Once an employee, now a ‘boss’. Buffalo dairying: A lifetime venture

Many individuals choose the security of a company job. Some, however, are not afraid to take the risk of an uncertain future brought about by starting new businesses.

Such is Eliseo Mislang, 35, from Sibut, San Jose City, Nueva Ecija. He started raising dairy buffaloes in 2011 as an extra venture. A couple of years later, he decided to resign from his regular job and go full-time into dairying.

Right decision

Known to friends as Eli, he used to be a sales agent in a popular soft drinks company.
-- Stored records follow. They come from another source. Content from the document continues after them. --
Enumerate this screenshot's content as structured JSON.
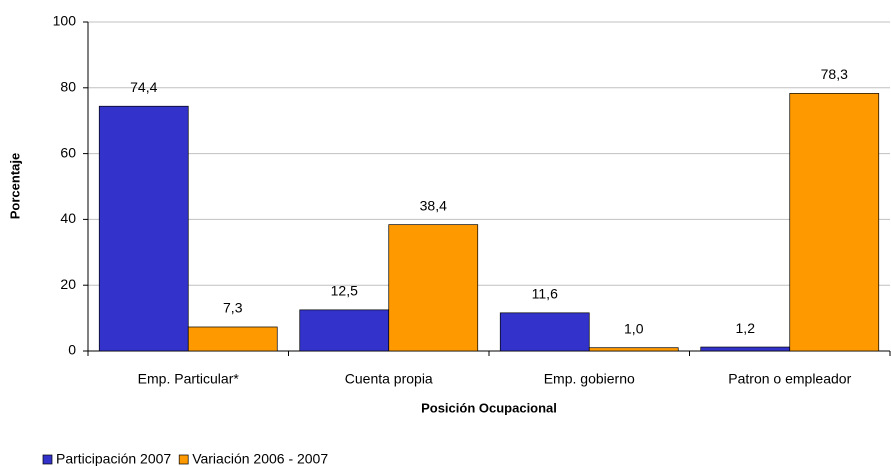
{
  "chart_data": {
    "type": "bar",
    "y_label": "Porcentaje",
    "x_label": "Posición Ocupacional",
    "categories": [
      "Emp. Particular*",
      "Cuenta propia",
      "Emp. gobierno",
      "Patron o empleador"
    ],
    "series": [
      {
        "name": "Participación 2007",
        "color": "#3333cc",
        "values": [
          74.4,
          12.5,
          11.6,
          1.2
        ],
        "value_labels": [
          "74,4",
          "12,5",
          "11,6",
          "1,2"
        ]
      },
      {
        "name": "Variación 2006 - 2007",
        "color": "#ff9900",
        "values": [
          7.3,
          38.4,
          1.0,
          78.3
        ],
        "value_labels": [
          "7,3",
          "38,4",
          "1,0",
          "78,3"
        ]
      }
    ],
    "ylim": [
      0,
      100
    ],
    "yticks": [
      0,
      20,
      40,
      60,
      80,
      100
    ],
    "grid": true
  }
}
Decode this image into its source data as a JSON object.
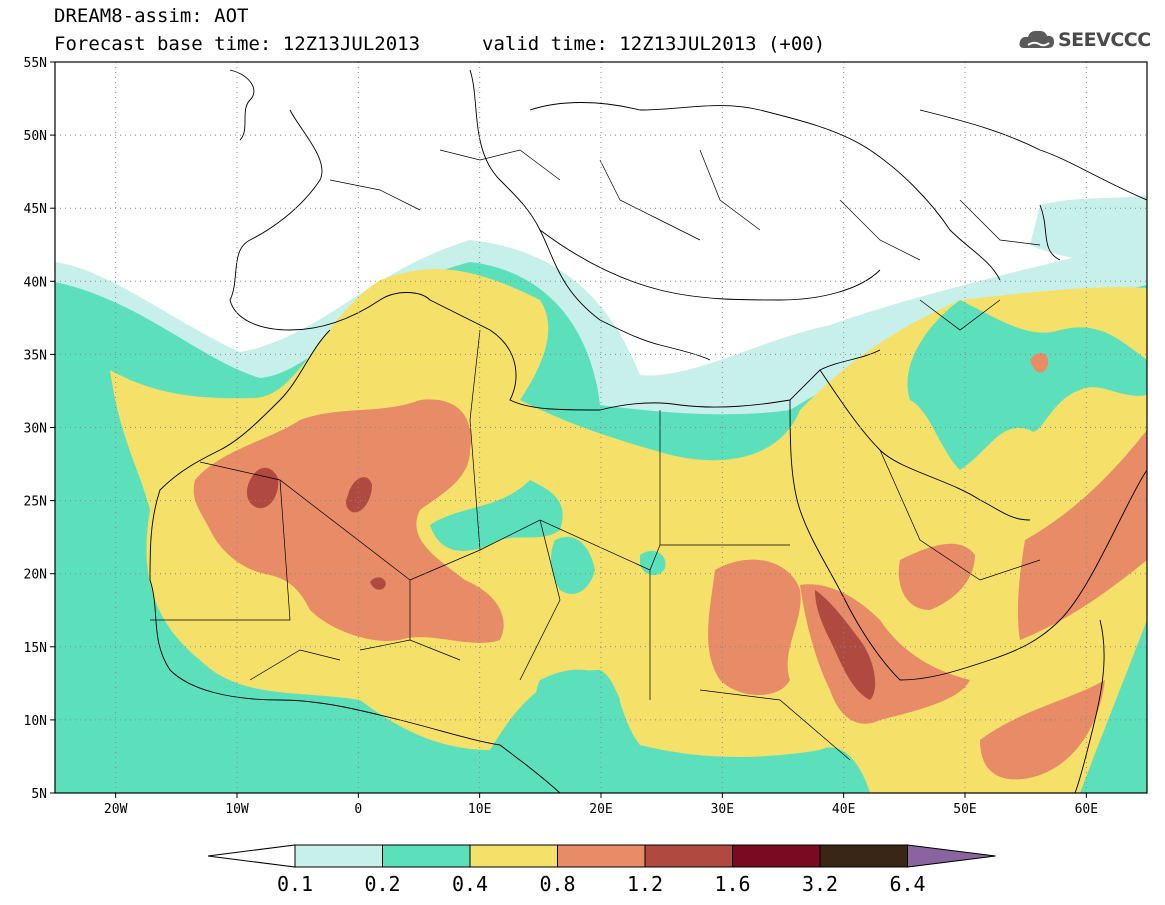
{
  "header": {
    "title": "DREAM8-assim: AOT",
    "base_time": "Forecast base time: 12Z13JUL2013",
    "valid_time": "valid time: 12Z13JUL2013 (+00)",
    "logo_text": "SEEVCCC",
    "logo_icon": "cloud-icon"
  },
  "map": {
    "lon_range": [
      -25,
      65
    ],
    "lat_range": [
      5,
      55
    ],
    "lat_labels": [
      "55N",
      "50N",
      "45N",
      "40N",
      "35N",
      "30N",
      "25N",
      "20N",
      "15N",
      "10N",
      "5N"
    ],
    "lon_labels": [
      "20W",
      "10W",
      "0",
      "10E",
      "20E",
      "30E",
      "40E",
      "50E",
      "60E"
    ],
    "gridlines": "dotted"
  },
  "colorbar": {
    "levels": [
      "0.1",
      "0.2",
      "0.4",
      "0.8",
      "1.2",
      "1.6",
      "3.2",
      "6.4"
    ],
    "colors": [
      "#ffffff",
      "#c8f0ea",
      "#5ce0bb",
      "#f5e06a",
      "#e88c68",
      "#b04a40",
      "#7a0a22",
      "#3a2616",
      "#8a64a0"
    ]
  },
  "colors": {
    "c0": "#c8f0ea",
    "c1": "#5ce0bb",
    "c2": "#f5e06a",
    "c3": "#e88c68",
    "c4": "#b04a40"
  }
}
For almost seven years, he earned a daily salary of Php350 on top of incentives when he reached his quota.

He also had a chance to rise in the corporate ladder and receive higher compensation as long as he continued to excel in his work.

Eli, however, decided to let go of all these benefits when he chose to devote his time to raising carabaos.

“It came to a point when the demands of my job coincided with the need to focus on my dairy carabaos and so I had to weigh things carefully,” shared Eli. “As an agent, I worked for almost 12 hours daily. I also had many bosses. In dairying, my time was my own and I saw that I could earn bigger income.”

“Well, I decided to take the plunge. I opted to go into dairying full-time,” he added.

His wife, Helen Grace, 34, agreed with his decision.

Eli’s dairy buffaloes are purebred Brazilian Murrah. The animals were loaned to him by the Philippine Carabao Center (PCC) in 2011 when he joined the Eastern Primary Multi-purpose Cooperative (EPMPC) in their village.

Although Eli started raising dairy buffalo in 2011, the business was not totally new to him since he used to help his uncle who owned several dairy buffaloes.

From one dairy buffalo, Eli’s herd has grown to 19 animals to date.

Daily income in dairying

When Eli started milking his animals, he collected about five to seven liters from one carabao per day. Since January this year, however, his milk collection peaked to nine liters from one animal per day when he started to milk his carabaos twice daily, a technique he learned from PCC.

Because of this, the former sales agent now earns some Php25,000 a month from his six lactating dairy buffaloes. He expects to see an increase once his four other female buffaloes get pregnant too.

Three years into their buffalo-based business, Eli and his family have seen a lot of improvement in their lives.

He repaired and expanded the pen housing his buffaloes. He was also able to purchase additional land that is now planted with napier grass for his animals.

His income in dairying afforded him to also fund his onion business that earns him almost Php50,000 in one season.

Instead of him receiving a salary, Eli now pays two assistants who help him in the dairy enterprise.

Eli is convinced about the benefits of dairying. Thus, he wants to expand his herd like his uncle-mentor Marcelino Mislang, a successful PCC-assisted dairy farmer whose herd of Murrah buffaloes has considerably grown over the years.

Eli may no longer have the chance of becoming a company supervisor or receiving bonuses. But if he lost a good, stable job, he has gained a much better opportunity.

“Because of buffalo’s milk, I now have a lifetime business,” Eli gratefully declared.